Todos los testigos consultados coincidieron en que la tripulación del avión fue clave para salvar la vida a mucha gente. El capitán de la nave y su personal tranquilizaron al secuestrador, diciéndole que estaban gestionando el pago inmediato. “Ellos actuaron en forma muy decidida y correcta y le ganaron la moral al secuestrador”, indicaron al diario decano. La tripulación estuvo formada por el piloto Carlos Fitzgerald Castro, el copiloto Pedro Vásquez de Velasco, el ingeniero de vuelos Pedro Espinoza; así como los auxiliares Walter Jung-bluth, Javier Zumaeta, Germán Wagner y las tres aeromozas: René Tanjun, Carla Vidal y Sofía Olivari.
Esas fueron las versiones de los testigos que cubrieron los vacíos de información que dejaron las autoridades. Lo que sí confirmó el Ministerio del Interior, unos días después, es que Carlos Rodríguez Urita, el nervioso y audaz secuestrador, no era miembro de ninguna organización terrorista, sino un delincuente común. Y también que había sido un estudiante universitario de Ciencias Contables de la Universidad Particular “Inca Garcilaso de la Vega” de Lima, y que, según algunas versiones, padecía de perturbaciones mentales.

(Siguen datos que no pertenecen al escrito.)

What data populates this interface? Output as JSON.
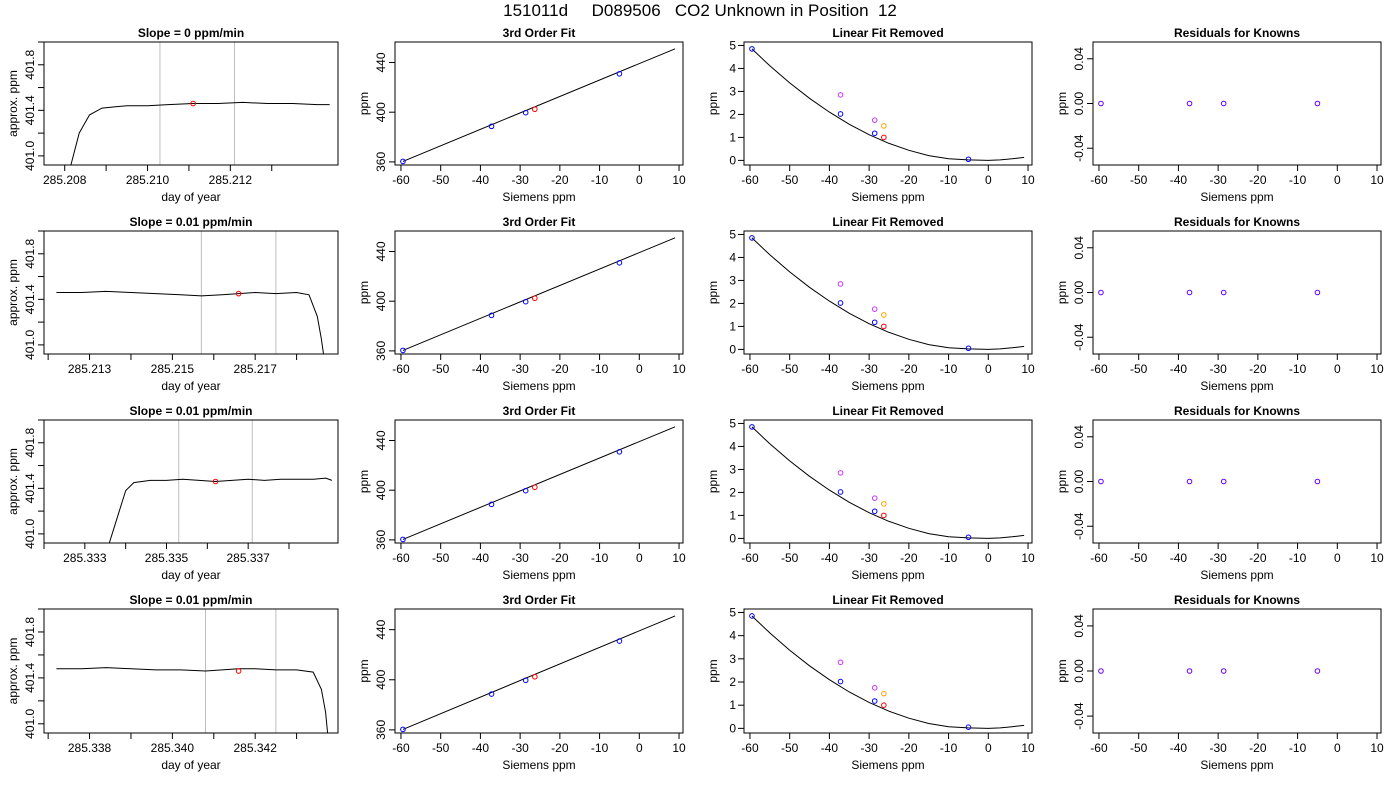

Un detalle extraño ocurrió casi una semana después de la sangrienta jornada. Las autoridades policiales indicaron que, tras la revisión de la nave por peritos de la Policía Técnica, esta había hallado un arma debajo de uno de los asientos de los pasajeros. ¿Una segunda arma del secuestrador o el arma de un cómplice oculto y silencioso dentro del propio avión de Faucett? La historia se cerró con esa incógnita.